O professor da USP James Wright acredita que parte da resposta pode estar no passado. Para ele, a história ajuda a identificar tendências demográficas e tecnológicas porque possibilita especulações lógicas e ordenadas. Cultura, educação e qualificação profissional são os três principais pontos para o desenvolvimento, segundo o coordenador da Fundação Instituto de Administração (FIA) e do Programa de Estudos do Futuro (ProFuturo). Wright entende ainda que as cidades devem ter capacidade de reter talentos ao proporcionar qualidade de vida.
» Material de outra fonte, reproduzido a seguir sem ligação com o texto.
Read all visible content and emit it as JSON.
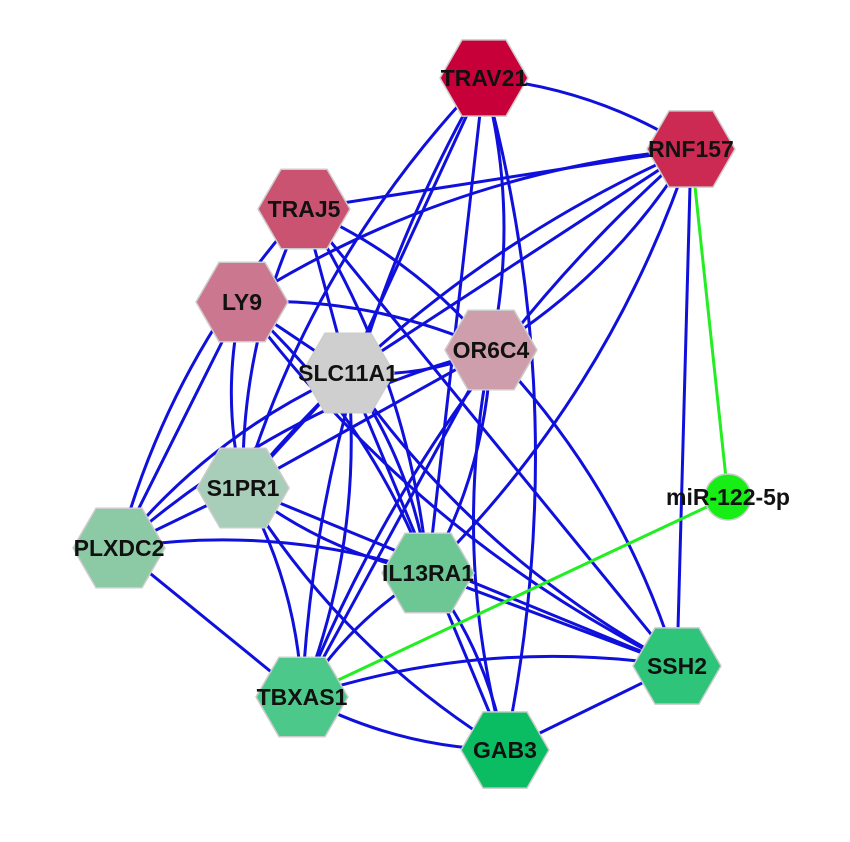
{
  "network": {
    "colors": {
      "gene_gene_edge": "#1010dd",
      "mirna_edge": "#22ee22",
      "node_border": "#cccccc"
    },
    "nodes": [
      {
        "id": "TRAV21",
        "label": "TRAV21",
        "shape": "hexagon",
        "color": "#c8003a"
      },
      {
        "id": "RNF157",
        "label": "RNF157",
        "shape": "hexagon",
        "color": "#cc2a52"
      },
      {
        "id": "TRAJ5",
        "label": "TRAJ5",
        "shape": "hexagon",
        "color": "#c95370"
      },
      {
        "id": "LY9",
        "label": "LY9",
        "shape": "hexagon",
        "color": "#cc7790"
      },
      {
        "id": "OR6C4",
        "label": "OR6C4",
        "shape": "hexagon",
        "color": "#cf9eac"
      },
      {
        "id": "SLC11A1",
        "label": "SLC11A1",
        "shape": "hexagon",
        "color": "#cfcfcf"
      },
      {
        "id": "S1PR1",
        "label": "S1PR1",
        "shape": "hexagon",
        "color": "#a8cdb9"
      },
      {
        "id": "PLXDC2",
        "label": "PLXDC2",
        "shape": "hexagon",
        "color": "#8ccaa6"
      },
      {
        "id": "IL13RA1",
        "label": "IL13RA1",
        "shape": "hexagon",
        "color": "#6cc795"
      },
      {
        "id": "TBXAS1",
        "label": "TBXAS1",
        "shape": "hexagon",
        "color": "#4cc98a"
      },
      {
        "id": "SSH2",
        "label": "SSH2",
        "shape": "hexagon",
        "color": "#2ec47a"
      },
      {
        "id": "GAB3",
        "label": "GAB3",
        "shape": "hexagon",
        "color": "#0bbd62"
      },
      {
        "id": "miR-122-5p",
        "label": "miR-122-5p",
        "shape": "circle",
        "color": "#16ee16"
      }
    ],
    "edges": [
      {
        "source": "TRAV21",
        "target": "RNF157",
        "type": "gene"
      },
      {
        "source": "TRAV21",
        "target": "SLC11A1",
        "type": "gene"
      },
      {
        "source": "TRAV21",
        "target": "S1PR1",
        "type": "gene"
      },
      {
        "source": "TRAV21",
        "target": "OR6C4",
        "type": "gene"
      },
      {
        "source": "TRAV21",
        "target": "IL13RA1",
        "type": "gene"
      },
      {
        "source": "TRAV21",
        "target": "TBXAS1",
        "type": "gene"
      },
      {
        "source": "TRAV21",
        "target": "GAB3",
        "type": "gene"
      },
      {
        "source": "RNF157",
        "target": "TRAJ5",
        "type": "gene"
      },
      {
        "source": "RNF157",
        "target": "LY9",
        "type": "gene"
      },
      {
        "source": "RNF157",
        "target": "OR6C4",
        "type": "gene"
      },
      {
        "source": "RNF157",
        "target": "SLC11A1",
        "type": "gene"
      },
      {
        "source": "RNF157",
        "target": "S1PR1",
        "type": "gene"
      },
      {
        "source": "RNF157",
        "target": "IL13RA1",
        "type": "gene"
      },
      {
        "source": "RNF157",
        "target": "SSH2",
        "type": "gene"
      },
      {
        "source": "RNF157",
        "target": "TBXAS1",
        "type": "gene"
      },
      {
        "source": "TRAJ5",
        "target": "OR6C4",
        "type": "gene"
      },
      {
        "source": "TRAJ5",
        "target": "SLC11A1",
        "type": "gene"
      },
      {
        "source": "TRAJ5",
        "target": "S1PR1",
        "type": "gene"
      },
      {
        "source": "TRAJ5",
        "target": "IL13RA1",
        "type": "gene"
      },
      {
        "source": "TRAJ5",
        "target": "SSH2",
        "type": "gene"
      },
      {
        "source": "TRAJ5",
        "target": "PLXDC2",
        "type": "gene"
      },
      {
        "source": "LY9",
        "target": "OR6C4",
        "type": "gene"
      },
      {
        "source": "LY9",
        "target": "SLC11A1",
        "type": "gene"
      },
      {
        "source": "LY9",
        "target": "S1PR1",
        "type": "gene"
      },
      {
        "source": "LY9",
        "target": "IL13RA1",
        "type": "gene"
      },
      {
        "source": "LY9",
        "target": "PLXDC2",
        "type": "gene"
      },
      {
        "source": "LY9",
        "target": "SSH2",
        "type": "gene"
      },
      {
        "source": "OR6C4",
        "target": "SLC11A1",
        "type": "gene"
      },
      {
        "source": "OR6C4",
        "target": "S1PR1",
        "type": "gene"
      },
      {
        "source": "OR6C4",
        "target": "PLXDC2",
        "type": "gene"
      },
      {
        "source": "OR6C4",
        "target": "IL13RA1",
        "type": "gene"
      },
      {
        "source": "OR6C4",
        "target": "TBXAS1",
        "type": "gene"
      },
      {
        "source": "OR6C4",
        "target": "GAB3",
        "type": "gene"
      },
      {
        "source": "OR6C4",
        "target": "SSH2",
        "type": "gene"
      },
      {
        "source": "SLC11A1",
        "target": "S1PR1",
        "type": "gene"
      },
      {
        "source": "SLC11A1",
        "target": "PLXDC2",
        "type": "gene"
      },
      {
        "source": "SLC11A1",
        "target": "IL13RA1",
        "type": "gene"
      },
      {
        "source": "SLC11A1",
        "target": "GAB3",
        "type": "gene"
      },
      {
        "source": "SLC11A1",
        "target": "SSH2",
        "type": "gene"
      },
      {
        "source": "SLC11A1",
        "target": "TBXAS1",
        "type": "gene"
      },
      {
        "source": "S1PR1",
        "target": "PLXDC2",
        "type": "gene"
      },
      {
        "source": "S1PR1",
        "target": "IL13RA1",
        "type": "gene"
      },
      {
        "source": "S1PR1",
        "target": "TBXAS1",
        "type": "gene"
      },
      {
        "source": "S1PR1",
        "target": "SSH2",
        "type": "gene"
      },
      {
        "source": "S1PR1",
        "target": "GAB3",
        "type": "gene"
      },
      {
        "source": "PLXDC2",
        "target": "IL13RA1",
        "type": "gene"
      },
      {
        "source": "PLXDC2",
        "target": "TBXAS1",
        "type": "gene"
      },
      {
        "source": "IL13RA1",
        "target": "TBXAS1",
        "type": "gene"
      },
      {
        "source": "IL13RA1",
        "target": "GAB3",
        "type": "gene"
      },
      {
        "source": "IL13RA1",
        "target": "SSH2",
        "type": "gene"
      },
      {
        "source": "TBXAS1",
        "target": "GAB3",
        "type": "gene"
      },
      {
        "source": "TBXAS1",
        "target": "SSH2",
        "type": "gene"
      },
      {
        "source": "GAB3",
        "target": "SSH2",
        "type": "gene"
      },
      {
        "source": "RNF157",
        "target": "miR-122-5p",
        "type": "mirna"
      },
      {
        "source": "TBXAS1",
        "target": "miR-122-5p",
        "type": "mirna"
      }
    ]
  }
}
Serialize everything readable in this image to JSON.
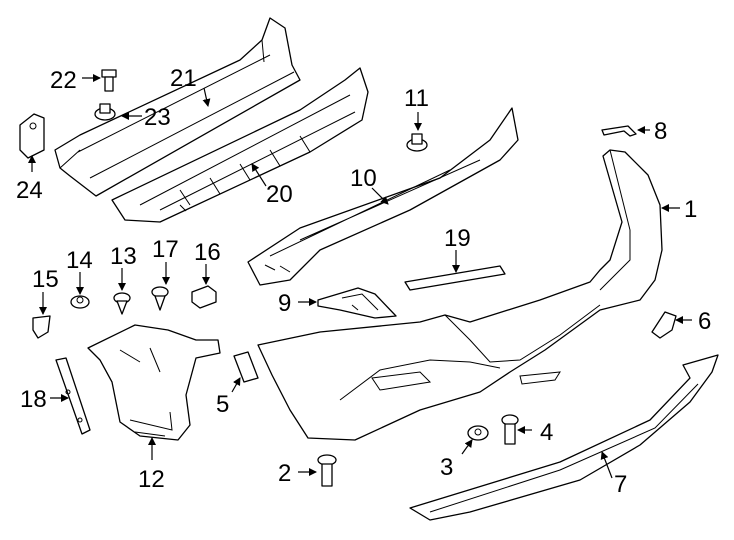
{
  "diagram": {
    "callouts": [
      "1",
      "2",
      "3",
      "4",
      "5",
      "6",
      "7",
      "8",
      "9",
      "10",
      "11",
      "12",
      "13",
      "14",
      "15",
      "16",
      "17",
      "18",
      "19",
      "20",
      "21",
      "22",
      "23",
      "24"
    ]
  }
}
"Caxias é uma cidade próspera, com excelente potencial, mas está baseada em um modelo de desenvolvimento que deve ser repensado. Essa base industrial, sozinha, não pode ser o sustentáculo", avalia.
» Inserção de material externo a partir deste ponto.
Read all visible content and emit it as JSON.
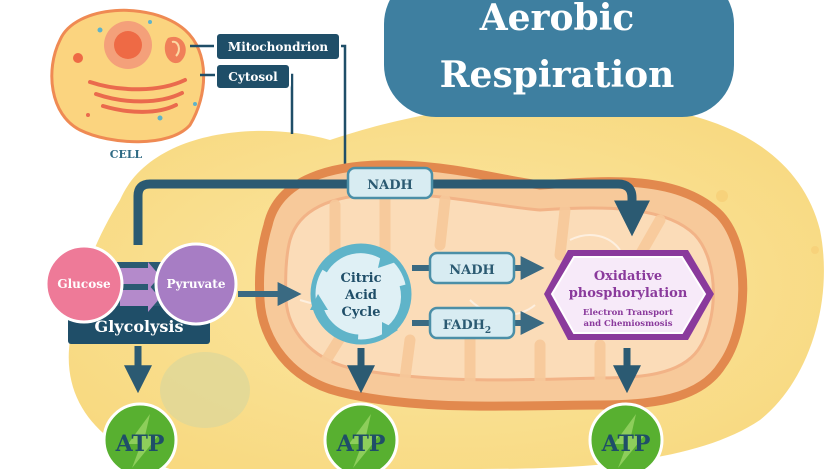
{
  "title": {
    "line1": "Aerobic",
    "line2": "Respiration"
  },
  "cell": {
    "label": "CELL"
  },
  "callouts": {
    "mitochondrion": "Mitochondrion",
    "cytosol": "Cytosol"
  },
  "glycolysis": {
    "label": "Glycolysis",
    "glucose": "Glucose",
    "pyruvate": "Pyruvate"
  },
  "citric_acid_cycle": {
    "line1": "Citric",
    "line2": "Acid",
    "line3": "Cycle"
  },
  "carriers": {
    "nadh_top": "NADH",
    "nadh_mid": "NADH",
    "fadh2": "FADH",
    "fadh2_sub": "2"
  },
  "oxidative_phosphorylation": {
    "line1": "Oxidative",
    "line2": "phosphorylation",
    "sub1": "Electron Transport",
    "sub2": "and Chemiosmosis"
  },
  "atp": {
    "left": "ATP",
    "middle": "ATP",
    "right": "ATP"
  },
  "colors": {
    "dark_teal": "#1f4e68",
    "title_box": "#3e7fa0",
    "glucose_pink": "#ee7a98",
    "pyruvate_purple": "#a77dc4",
    "oxphos_purple": "#8a3a9c",
    "atp_green": "#58b030",
    "mito_orange": "#e2894e",
    "cycle_blue": "#5fb4c9"
  }
}
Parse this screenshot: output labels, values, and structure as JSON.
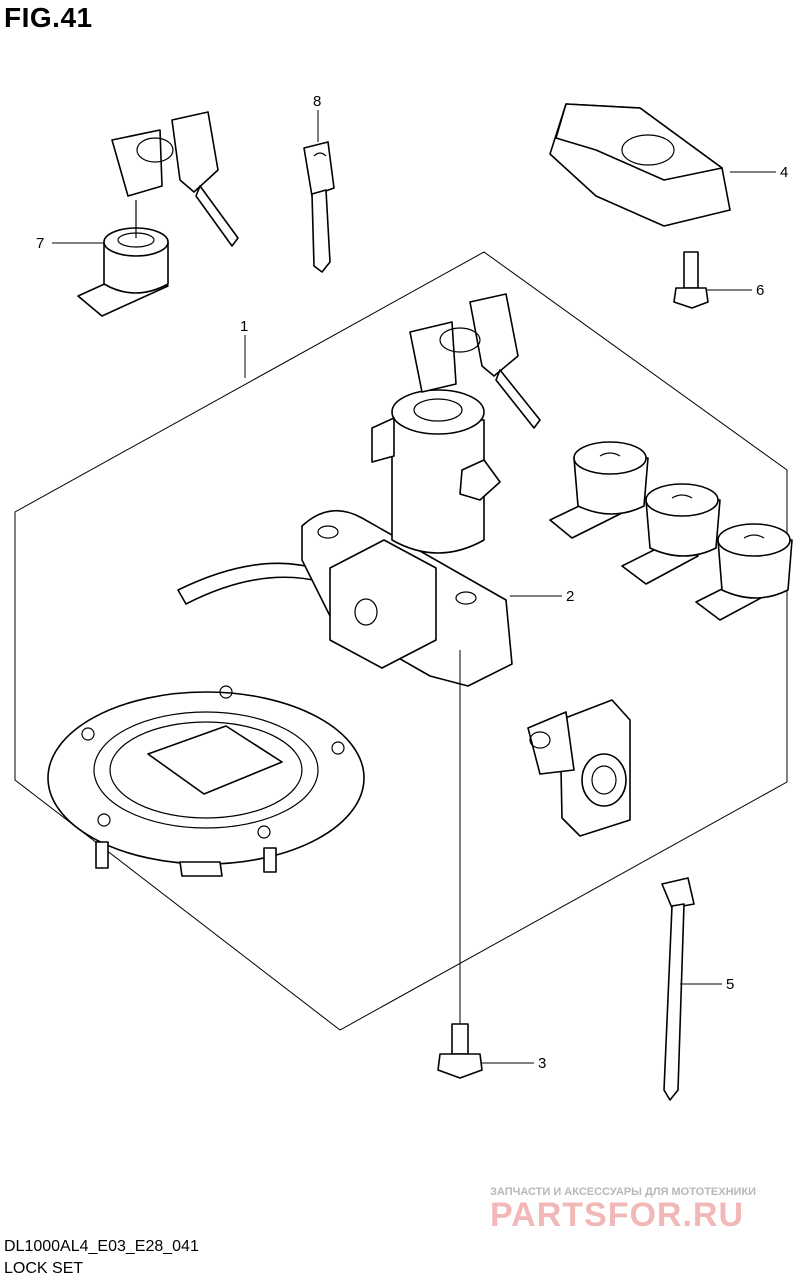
{
  "figure": {
    "title": "FIG.41",
    "code": "DL1000AL4_E03_E28_041",
    "name": "LOCK SET"
  },
  "callouts": {
    "c1": "1",
    "c2": "2",
    "c3": "3",
    "c4": "4",
    "c5": "5",
    "c6": "6",
    "c7": "7",
    "c8": "8"
  },
  "watermark": {
    "tagline": "ЗАПЧАСТИ И АКСЕССУАРЫ ДЛЯ МОТОТЕХНИКИ",
    "logo": "PARTSFOR.RU"
  },
  "parts": [
    {
      "ref": "1",
      "icon": "lock-set-icon"
    },
    {
      "ref": "2",
      "icon": "ignition-switch-icon"
    },
    {
      "ref": "3",
      "icon": "screw-icon"
    },
    {
      "ref": "4",
      "icon": "cover-icon"
    },
    {
      "ref": "5",
      "icon": "cable-tie-icon"
    },
    {
      "ref": "6",
      "icon": "bolt-icon"
    },
    {
      "ref": "7",
      "icon": "lock-cylinder-icon"
    },
    {
      "ref": "8",
      "icon": "key-blank-icon"
    }
  ]
}
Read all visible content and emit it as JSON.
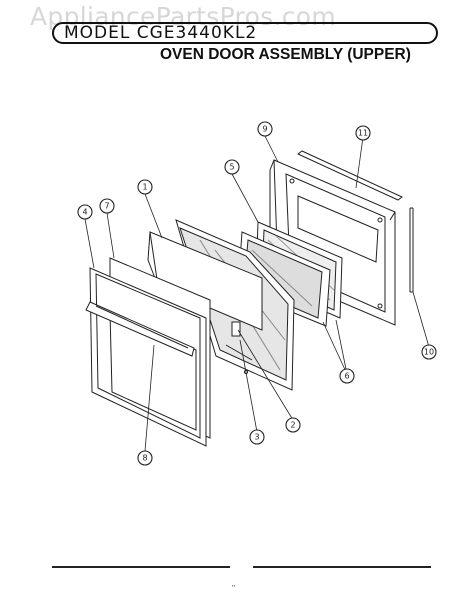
{
  "watermark": "AppliancePartsPros.com",
  "model": "MODEL CGE3440KL2",
  "title": "OVEN DOOR ASSEMBLY (UPPER)",
  "callouts": [
    "1",
    "2",
    "3",
    "4",
    "5",
    "6",
    "7",
    "8",
    "9",
    "10",
    "11"
  ],
  "footer_mark": "''"
}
Em Bento Gonçalves, onde prestou consultoria para a indústria vitivinícola, Wright percebe que o futuro do setor está na capacidade de agregar valor ao produto. É uma ideia que vai ao encontro do pensamento de outros pesquisadores, como o chefe de Transferência de Tecnologia da Embrapa Uva e Vinho, Alexandre Hoffmann. O entendimento dele é que o aumento da expectativa de vida e a procura por uma alimentação mais equilibrada devem ampliar o consumo de produtos naturais. A avaliação é que, nos próximos anos, o consumidor vai aumentar a exigência por qualidade, valorizar a produção sustentável e o contato com o lugar onde ela ocorre. Tudo isso vai exigir profissionalização do setor agrícola.
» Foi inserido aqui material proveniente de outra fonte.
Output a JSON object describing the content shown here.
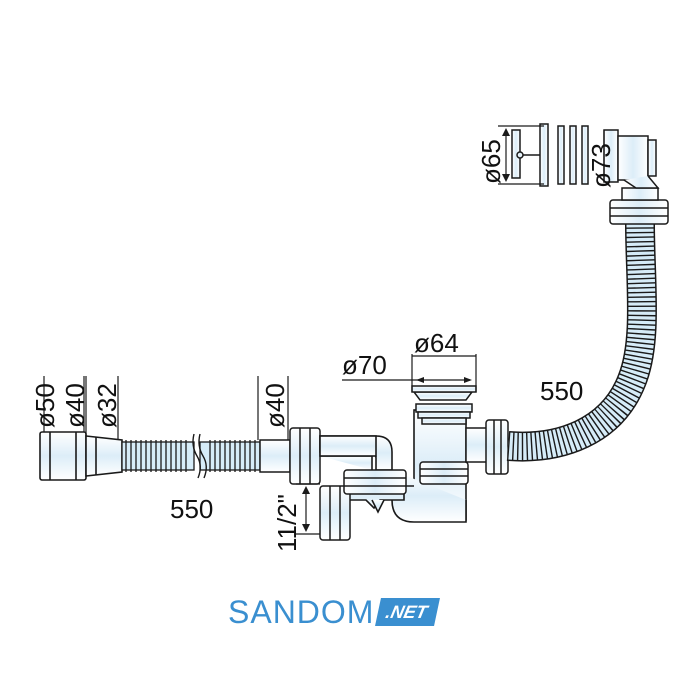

"A região da Serra, que é uma região tradicionalmente conhecida como inovadora e desbravadora, já adota e vai adotar muito a tecnologia, cada vez mais em função da sobrevivência dos negócios. A busca por novas alternativas de produção e por tecnologias que deem um alimento mais seguro e um ambiente mais sustentável vão ficar cada vez mais na pauta da nossa vida no campo no ambiente dos anos de 2050".
A inovação citada por Hoffmann como característica da Serra também pode ser necessária para a organização dos municípios. O coordenador do curso de Design da Unisinos, Fabrício Tarouco, aborda a importância do design estratégico de cidades, dividindo o planejamento em níveis. Um deles é o estrutural que trata de pontos básicos como vias, obras e organização do espaço urbano. O outro é inovação e tecnologia. Esses dois fatores, na opinião dele, permitem transformações efetivas. O professor propõe que as cidades pensem o querem ser a partir de um recorte. Isso significa que o desenvolvimento vai se dar a partir de uma 'vocação'. Depois da definição, é preciso estudar e implantar estratégias.
"Não são estratégias que dependem só do Poder Público. Precisa contar com uma conexão entre Poder Público, iniciativa privada e comunidade, representada por instituições, que é quem realmente vai fazer isso acontecer".
A tarefa conjunta a que o professor se refere é o grande desafio para o futuro da região. Especialistas apontam que cada vez mais os municípios da Serra vão se aproximar. Estudiosos também citam a similaridade entre as cidades como uma vantagem para o planejamento integrado. É tempo de pensar a educação, a segurança pública, a vida no campo, os espaços urbanos. É hora de refletir sobre a Serra que queremos.